More broadly, he believes that the "perfect storm" conditions of Y2K remediation, coupled with the dotcom bubble deflating (see "Dot Karma", right), prompted the entire IT sector to become far more mature. "And all the Y2K and dotcom issues meant that the technology IQ of the boardroom went up dramatically. Executives wanted more control [of IT] but were much, much more engaged. That was one of the biggest positives coming out of Y2K.
"It helped the relationship between the CEO and IT, and improved alignment. It was clearly an inflexion point for the maturation of the industry," McCarthy says.

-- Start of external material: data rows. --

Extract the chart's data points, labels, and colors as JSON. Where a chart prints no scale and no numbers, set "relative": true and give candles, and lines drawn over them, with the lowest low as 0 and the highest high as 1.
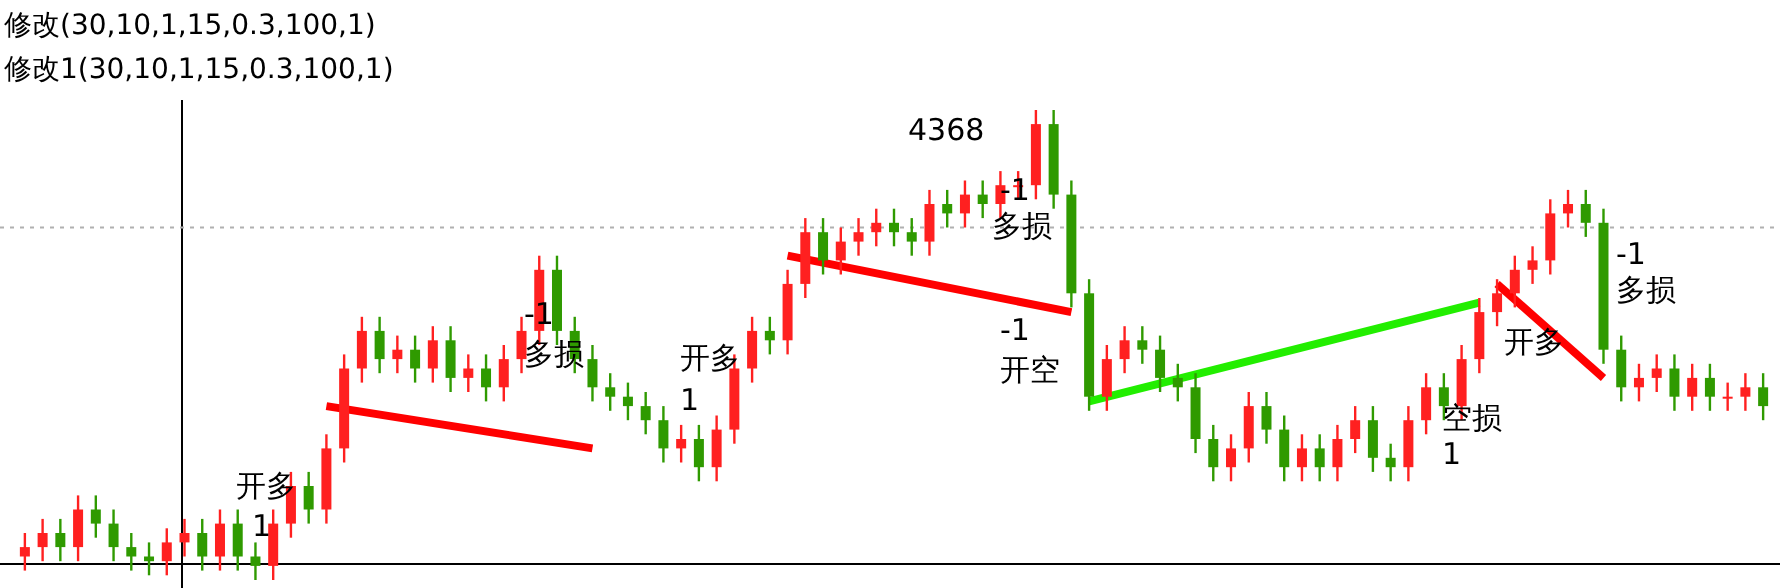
{
  "chart_data": {
    "type": "candlestick",
    "relative": true,
    "title": "修改(30,10,1,15,0.3,100,1)",
    "subtitle": "修改1(30,10,1,15,0.3,100,1)",
    "categories": [
      null,
      null,
      null,
      null,
      null,
      null,
      null,
      null,
      null,
      null,
      null,
      null,
      null,
      null,
      null,
      null,
      null,
      null,
      null,
      null,
      null,
      null,
      null,
      null,
      null,
      null,
      null,
      null,
      null,
      null,
      null,
      null,
      null,
      null,
      null,
      null,
      null,
      null,
      null,
      null,
      null,
      null,
      null,
      null,
      null,
      null,
      null,
      null,
      null,
      null,
      null,
      null,
      null,
      null,
      null,
      null,
      null,
      null,
      null,
      null,
      null,
      null,
      null,
      null,
      null,
      null,
      null,
      null,
      null,
      null,
      null,
      null,
      null,
      null,
      null,
      null,
      null,
      null,
      null,
      null,
      null,
      null,
      null,
      null,
      null,
      null,
      null,
      null,
      null,
      null,
      null,
      null,
      null,
      null,
      null,
      null,
      null,
      null,
      null
    ],
    "colors": [
      "#ff2020",
      "#ff2020",
      "#2f9a00",
      "#ff2020",
      "#2f9a00",
      "#2f9a00",
      "#2f9a00",
      "#2f9a00",
      "#ff2020",
      "#ff2020",
      "#2f9a00",
      "#ff2020",
      "#2f9a00",
      "#2f9a00",
      "#ff2020",
      "#ff2020",
      "#2f9a00",
      "#ff2020",
      "#ff2020",
      "#ff2020",
      "#2f9a00",
      "#ff2020",
      "#2f9a00",
      "#ff2020",
      "#2f9a00",
      "#ff2020",
      "#2f9a00",
      "#ff2020",
      "#ff2020",
      "#ff2020",
      "#2f9a00",
      "#2f9a00",
      "#2f9a00",
      "#2f9a00",
      "#2f9a00",
      "#2f9a00",
      "#2f9a00",
      "#ff2020",
      "#2f9a00",
      "#ff2020",
      "#ff2020",
      "#ff2020",
      "#2f9a00",
      "#ff2020",
      "#ff2020",
      "#2f9a00",
      "#ff2020",
      "#ff2020",
      "#ff2020",
      "#2f9a00",
      "#2f9a00",
      "#ff2020",
      "#2f9a00",
      "#ff2020",
      "#2f9a00",
      "#ff2020",
      "#ff2020",
      "#ff2020",
      "#2f9a00",
      "#2f9a00",
      "#2f9a00",
      "#ff2020",
      "#ff2020",
      "#2f9a00",
      "#2f9a00",
      "#2f9a00",
      "#2f9a00",
      "#2f9a00",
      "#ff2020",
      "#ff2020",
      "#2f9a00",
      "#2f9a00",
      "#ff2020",
      "#2f9a00",
      "#ff2020",
      "#ff2020",
      "#2f9a00",
      "#2f9a00",
      "#ff2020",
      "#ff2020",
      "#2f9a00",
      "#ff2020",
      "#ff2020",
      "#ff2020",
      "#ff2020",
      "#ff2020",
      "#ff2020",
      "#ff2020",
      "#2f9a00",
      "#2f9a00",
      "#2f9a00",
      "#ff2020",
      "#ff2020",
      "#2f9a00",
      "#ff2020",
      "#2f9a00",
      "#ff2020",
      "#ff2020",
      "#2f9a00"
    ],
    "ohlc": [
      [
        0.05,
        0.1,
        0.02,
        0.07
      ],
      [
        0.07,
        0.13,
        0.04,
        0.1
      ],
      [
        0.1,
        0.13,
        0.04,
        0.07
      ],
      [
        0.07,
        0.18,
        0.04,
        0.15
      ],
      [
        0.15,
        0.18,
        0.09,
        0.12
      ],
      [
        0.12,
        0.15,
        0.04,
        0.07
      ],
      [
        0.07,
        0.1,
        0.02,
        0.05
      ],
      [
        0.05,
        0.08,
        0.01,
        0.04
      ],
      [
        0.04,
        0.11,
        0.01,
        0.08
      ],
      [
        0.08,
        0.13,
        0.05,
        0.1
      ],
      [
        0.1,
        0.13,
        0.02,
        0.05
      ],
      [
        0.05,
        0.15,
        0.02,
        0.12
      ],
      [
        0.12,
        0.15,
        0.02,
        0.05
      ],
      [
        0.05,
        0.08,
        0.0,
        0.03
      ],
      [
        0.03,
        0.15,
        0.0,
        0.12
      ],
      [
        0.12,
        0.23,
        0.09,
        0.2
      ],
      [
        0.2,
        0.23,
        0.12,
        0.15
      ],
      [
        0.15,
        0.31,
        0.12,
        0.28
      ],
      [
        0.28,
        0.48,
        0.25,
        0.45
      ],
      [
        0.45,
        0.56,
        0.42,
        0.53
      ],
      [
        0.53,
        0.56,
        0.44,
        0.47
      ],
      [
        0.47,
        0.52,
        0.44,
        0.49
      ],
      [
        0.49,
        0.52,
        0.42,
        0.45
      ],
      [
        0.45,
        0.54,
        0.42,
        0.51
      ],
      [
        0.51,
        0.54,
        0.4,
        0.43
      ],
      [
        0.43,
        0.48,
        0.4,
        0.45
      ],
      [
        0.45,
        0.48,
        0.38,
        0.41
      ],
      [
        0.41,
        0.5,
        0.38,
        0.47
      ],
      [
        0.47,
        0.56,
        0.44,
        0.53
      ],
      [
        0.53,
        0.69,
        0.5,
        0.66
      ],
      [
        0.66,
        0.69,
        0.5,
        0.53
      ],
      [
        0.53,
        0.56,
        0.44,
        0.47
      ],
      [
        0.47,
        0.5,
        0.38,
        0.41
      ],
      [
        0.41,
        0.44,
        0.36,
        0.39
      ],
      [
        0.39,
        0.42,
        0.34,
        0.37
      ],
      [
        0.37,
        0.4,
        0.31,
        0.34
      ],
      [
        0.34,
        0.37,
        0.25,
        0.28
      ],
      [
        0.28,
        0.33,
        0.25,
        0.3
      ],
      [
        0.3,
        0.33,
        0.21,
        0.24
      ],
      [
        0.24,
        0.35,
        0.21,
        0.32
      ],
      [
        0.32,
        0.48,
        0.29,
        0.45
      ],
      [
        0.45,
        0.56,
        0.42,
        0.53
      ],
      [
        0.53,
        0.56,
        0.48,
        0.51
      ],
      [
        0.51,
        0.66,
        0.48,
        0.63
      ],
      [
        0.63,
        0.77,
        0.6,
        0.74
      ],
      [
        0.74,
        0.77,
        0.65,
        0.68
      ],
      [
        0.68,
        0.75,
        0.65,
        0.72
      ],
      [
        0.72,
        0.77,
        0.69,
        0.74
      ],
      [
        0.74,
        0.79,
        0.71,
        0.76
      ],
      [
        0.76,
        0.79,
        0.71,
        0.74
      ],
      [
        0.74,
        0.77,
        0.69,
        0.72
      ],
      [
        0.72,
        0.83,
        0.69,
        0.8
      ],
      [
        0.8,
        0.83,
        0.75,
        0.78
      ],
      [
        0.78,
        0.85,
        0.75,
        0.82
      ],
      [
        0.82,
        0.85,
        0.77,
        0.8
      ],
      [
        0.8,
        0.87,
        0.77,
        0.84
      ],
      [
        0.84,
        0.87,
        0.81,
        0.84
      ],
      [
        0.84,
        1.0,
        0.81,
        0.97
      ],
      [
        0.97,
        1.0,
        0.79,
        0.82
      ],
      [
        0.82,
        0.85,
        0.58,
        0.61
      ],
      [
        0.61,
        0.64,
        0.36,
        0.39
      ],
      [
        0.39,
        0.5,
        0.36,
        0.47
      ],
      [
        0.47,
        0.54,
        0.44,
        0.51
      ],
      [
        0.51,
        0.54,
        0.46,
        0.49
      ],
      [
        0.49,
        0.52,
        0.4,
        0.43
      ],
      [
        0.43,
        0.46,
        0.38,
        0.41
      ],
      [
        0.41,
        0.44,
        0.27,
        0.3
      ],
      [
        0.3,
        0.33,
        0.21,
        0.24
      ],
      [
        0.24,
        0.31,
        0.21,
        0.28
      ],
      [
        0.28,
        0.4,
        0.25,
        0.37
      ],
      [
        0.37,
        0.4,
        0.29,
        0.32
      ],
      [
        0.32,
        0.35,
        0.21,
        0.24
      ],
      [
        0.24,
        0.31,
        0.21,
        0.28
      ],
      [
        0.28,
        0.31,
        0.21,
        0.24
      ],
      [
        0.24,
        0.33,
        0.21,
        0.3
      ],
      [
        0.3,
        0.37,
        0.27,
        0.34
      ],
      [
        0.34,
        0.37,
        0.23,
        0.26
      ],
      [
        0.26,
        0.29,
        0.21,
        0.24
      ],
      [
        0.24,
        0.37,
        0.21,
        0.34
      ],
      [
        0.34,
        0.44,
        0.31,
        0.41
      ],
      [
        0.41,
        0.44,
        0.34,
        0.37
      ],
      [
        0.37,
        0.5,
        0.34,
        0.47
      ],
      [
        0.47,
        0.6,
        0.44,
        0.57
      ],
      [
        0.57,
        0.64,
        0.54,
        0.61
      ],
      [
        0.61,
        0.69,
        0.58,
        0.66
      ],
      [
        0.66,
        0.71,
        0.63,
        0.68
      ],
      [
        0.68,
        0.81,
        0.65,
        0.78
      ],
      [
        0.78,
        0.83,
        0.75,
        0.8
      ],
      [
        0.8,
        0.83,
        0.73,
        0.76
      ],
      [
        0.76,
        0.79,
        0.46,
        0.49
      ],
      [
        0.49,
        0.52,
        0.38,
        0.41
      ],
      [
        0.41,
        0.46,
        0.38,
        0.43
      ],
      [
        0.43,
        0.48,
        0.4,
        0.45
      ],
      [
        0.45,
        0.48,
        0.36,
        0.39
      ],
      [
        0.39,
        0.46,
        0.36,
        0.43
      ],
      [
        0.43,
        0.46,
        0.36,
        0.39
      ],
      [
        0.39,
        0.42,
        0.36,
        0.39
      ],
      [
        0.39,
        0.44,
        0.36,
        0.41
      ],
      [
        0.41,
        0.44,
        0.34,
        0.37
      ]
    ],
    "series": [
      {
        "type": "line",
        "color": "#ff0000",
        "values": [
          null,
          null,
          null,
          null,
          null,
          null,
          null,
          null,
          null,
          null,
          null,
          null,
          null,
          null,
          null,
          null,
          null,
          0.37,
          null,
          null,
          null,
          null,
          null,
          null,
          null,
          null,
          null,
          null,
          null,
          null,
          null,
          null,
          0.28,
          null,
          null,
          null,
          null,
          null,
          null,
          null,
          null,
          null,
          null,
          null,
          null,
          null,
          null,
          null,
          null,
          null,
          null,
          null,
          null,
          null,
          null,
          null,
          null,
          null,
          null,
          null,
          null,
          null,
          null,
          null,
          null,
          null,
          null,
          null,
          null,
          null,
          null,
          null,
          null,
          null,
          null,
          null,
          null,
          null,
          null,
          null,
          null,
          null,
          null,
          null,
          null,
          null,
          null,
          null,
          null,
          null,
          null,
          null,
          null,
          null,
          null,
          null,
          null,
          null,
          null
        ]
      },
      {
        "type": "line",
        "color": "#ff0000",
        "values": [
          null,
          null,
          null,
          null,
          null,
          null,
          null,
          null,
          null,
          null,
          null,
          null,
          null,
          null,
          null,
          null,
          null,
          null,
          null,
          null,
          null,
          null,
          null,
          null,
          null,
          null,
          null,
          null,
          null,
          null,
          null,
          null,
          null,
          null,
          null,
          null,
          null,
          null,
          null,
          null,
          null,
          null,
          null,
          0.69,
          null,
          null,
          null,
          null,
          null,
          null,
          null,
          null,
          null,
          null,
          null,
          null,
          null,
          null,
          null,
          0.57,
          null,
          null,
          null,
          null,
          null,
          null,
          null,
          null,
          null,
          null,
          null,
          null,
          null,
          null,
          null,
          null,
          null,
          null,
          null,
          null,
          null,
          null,
          null,
          null,
          null,
          null,
          null,
          null,
          null,
          null,
          null,
          null,
          null,
          null,
          null,
          null,
          null,
          null,
          null
        ]
      },
      {
        "type": "line",
        "color": "#22ee00",
        "values": [
          null,
          null,
          null,
          null,
          null,
          null,
          null,
          null,
          null,
          null,
          null,
          null,
          null,
          null,
          null,
          null,
          null,
          null,
          null,
          null,
          null,
          null,
          null,
          null,
          null,
          null,
          null,
          null,
          null,
          null,
          null,
          null,
          null,
          null,
          null,
          null,
          null,
          null,
          null,
          null,
          null,
          null,
          null,
          null,
          null,
          null,
          null,
          null,
          null,
          null,
          null,
          null,
          null,
          null,
          null,
          null,
          null,
          null,
          null,
          null,
          0.38,
          null,
          null,
          null,
          null,
          null,
          null,
          null,
          null,
          null,
          null,
          null,
          null,
          null,
          null,
          null,
          null,
          null,
          null,
          null,
          null,
          null,
          0.59,
          null,
          null,
          null,
          null,
          null,
          null,
          null,
          null,
          null,
          null,
          null,
          null,
          null,
          null,
          null,
          null
        ]
      },
      {
        "type": "line",
        "color": "#ff0000",
        "values": [
          null,
          null,
          null,
          null,
          null,
          null,
          null,
          null,
          null,
          null,
          null,
          null,
          null,
          null,
          null,
          null,
          null,
          null,
          null,
          null,
          null,
          null,
          null,
          null,
          null,
          null,
          null,
          null,
          null,
          null,
          null,
          null,
          null,
          null,
          null,
          null,
          null,
          null,
          null,
          null,
          null,
          null,
          null,
          null,
          null,
          null,
          null,
          null,
          null,
          null,
          null,
          null,
          null,
          null,
          null,
          null,
          null,
          null,
          null,
          null,
          null,
          null,
          null,
          null,
          null,
          null,
          null,
          null,
          null,
          null,
          null,
          null,
          null,
          null,
          null,
          null,
          null,
          null,
          null,
          null,
          null,
          null,
          null,
          0.63,
          null,
          null,
          null,
          null,
          null,
          0.43,
          null,
          null,
          null,
          null,
          null,
          null,
          null,
          null,
          null
        ]
      }
    ],
    "ref_lines": [
      {
        "axis": "y",
        "value": 0.75,
        "color": "#b0b0b0",
        "line_style": "dotted"
      }
    ],
    "annotations": [
      "开多",
      "1",
      "-1",
      "多损",
      "开多",
      "1",
      "4368",
      "-1",
      "多损",
      "-1",
      "开空",
      "开多",
      "空损",
      "1",
      "-1",
      "多损"
    ]
  }
}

At the apex of the inflexion was Maurice Newman, chair of the Year 2000 National Steering Committee and also chairman of the Australian Stock Exchange. By 1998 the Y2K steering group had fleshed out a plan where all listed companies and government entities would have to publicly disclose their readiness for the dawn of 2000.
Still chairman of the Australian Stock Exchange and also chancellor of Macquarie University, Newman believes the approach taken was appropriate. "It's easy with the benefit of hindsight to take a more cavalier approach to the thing. But then, with respect, we did not have that luxury so we crossed every 't' and dotted every 'i'."
He believes that the rigorous approach taken stopped any potential cascade effect from taking hold. "I believe this approach let us avoid what could have been a very serious problem for the country," says Newman. Asked if the problems had been overhyped, Newman agrees that was a charge at the time. "There was an element of that based on the commercial opportunities [for vendors]."
However, he believes that the compliance effort demanded by Australia's approach was important. "One thing I did take away from this was that until people are presented with a crisis on their doorstep they are very slow to move. I believe there is a propensity to avoid problems and people do tend to wait until the last minute.
"Small business was very slow to move, perhaps because they didn't believe anything would happen," says Newman, who adds that he still would not have started the Y2K program earlier because it might have prompted companies to procrastinate. Having relatively short lead times meant companies had to get on and address the problems quickly.